五十五話
夕食も終わり自室に戻ってきた。
ミリアーヌが収納魔法を覚えるのにはもう少し時間がかかるだろう。
そうなると実地訓練で出た魔物の素材を持ち帰れなくなってしまう。
それを解決する為にマジックバックを作成して渡しておこうと思ったのだ。
一般的には蛇系統の魔物の皮が高級品と呼ばれている。
手持ちの素材に下位竜の皮があることを思い出し取り出して鞄に加工するのに十分な量があることを確認し魔法を併用しながら加工していく。
しばらく作業を続け無事完成して仕上げに空間拡張と時間停止の魔法をかける。
空間拡張は鞄の容量を拡張し時間停止は空間内の時間を止め素材が腐ったりしないようになる。

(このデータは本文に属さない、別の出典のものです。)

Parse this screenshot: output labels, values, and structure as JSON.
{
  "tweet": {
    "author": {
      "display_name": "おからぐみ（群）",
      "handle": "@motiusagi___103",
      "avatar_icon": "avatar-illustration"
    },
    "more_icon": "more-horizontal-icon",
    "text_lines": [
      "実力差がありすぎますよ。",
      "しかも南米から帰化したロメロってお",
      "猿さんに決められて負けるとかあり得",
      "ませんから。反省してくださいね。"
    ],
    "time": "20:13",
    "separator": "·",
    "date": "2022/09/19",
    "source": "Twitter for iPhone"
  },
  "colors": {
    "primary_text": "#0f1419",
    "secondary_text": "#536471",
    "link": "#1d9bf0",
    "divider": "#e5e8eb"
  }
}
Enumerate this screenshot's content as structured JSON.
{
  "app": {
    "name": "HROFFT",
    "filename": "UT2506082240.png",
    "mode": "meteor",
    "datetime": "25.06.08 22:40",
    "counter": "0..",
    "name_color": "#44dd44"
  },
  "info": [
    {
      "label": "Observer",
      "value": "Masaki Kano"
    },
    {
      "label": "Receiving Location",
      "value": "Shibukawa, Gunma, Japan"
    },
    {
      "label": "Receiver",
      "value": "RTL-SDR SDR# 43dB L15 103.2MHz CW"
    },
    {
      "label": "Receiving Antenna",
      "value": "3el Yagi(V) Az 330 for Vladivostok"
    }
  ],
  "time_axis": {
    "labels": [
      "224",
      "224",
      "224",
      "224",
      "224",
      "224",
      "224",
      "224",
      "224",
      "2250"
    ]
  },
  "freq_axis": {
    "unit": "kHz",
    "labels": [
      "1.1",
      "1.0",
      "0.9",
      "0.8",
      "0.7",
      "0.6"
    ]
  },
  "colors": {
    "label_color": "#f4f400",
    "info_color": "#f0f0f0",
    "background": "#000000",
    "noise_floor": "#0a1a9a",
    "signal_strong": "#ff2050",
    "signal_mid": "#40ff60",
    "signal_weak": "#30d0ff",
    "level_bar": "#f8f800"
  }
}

鞄を作り終えた後はアーネストに渡す為に遺跡の研究資料を書き写す作業を続けた。
切りのいい所で切り上げ居間に移動する。
「ウィリアム様徹夜ですか。こちらをどうぞ」
セバスチャンがコーヒーを給仕してくれる。
ゆっくりコーヒーを楽しんでいるとミリアーヌが起きてきた。
「師匠。セバスチャンさんおはようございます」
「おはよう」
「おはようございます。ミリアーヌ様」
「セバスチャンまだ時間は早いが朝食の準備とお弁当を頼めるかな」
「かしこまりました」
ミリアーヌに紅茶を入れた後セバスチャンが食事の準備の為出ていく。
「ミリアーヌに渡すものがあるのです少し待っていてください」
部屋にマジックバックを取りに行き戻ってくる。
「お待たせしました。魔物の素材とかを入れられるようにマジックバックを準備しました」
「綺麗な鞄ですね」
「収納魔法が使えるようになるまでの繋ぎですがずっと使えるように下級竜の皮で作ってあります」
「下級竜の皮ですか。そんな高級品なんですね」
「この森には普通に生息しているので珍しいというわけでもないですよ」
「下級竜が生息しているのですね。そんなところで実地訓練って大丈夫かなぁ」
「いきなり強い魔物とは戦わせませんよ。転移魔法で弱い魔物の生息域に移動しますので安心してください」
ミリアーヌと会話しているとセバスチャンがワゴンを押しながら戻ってくる。
「ご食事の準備が整いました」
丁寧に給仕してくれる。
今日の朝御飯はトーストにスクランブルエッグとサラダにオニオンスープのようだ。
「お弁当にはサンドイッチをご用意しました」
二人分を受け取り収納魔法にしまう。
「セバスチャンさんいつも美味しい食事をありがとうございます」
「これが仕事ですので」
朝食を済ませ少し休んだ後、森の入り口に転移で移動した。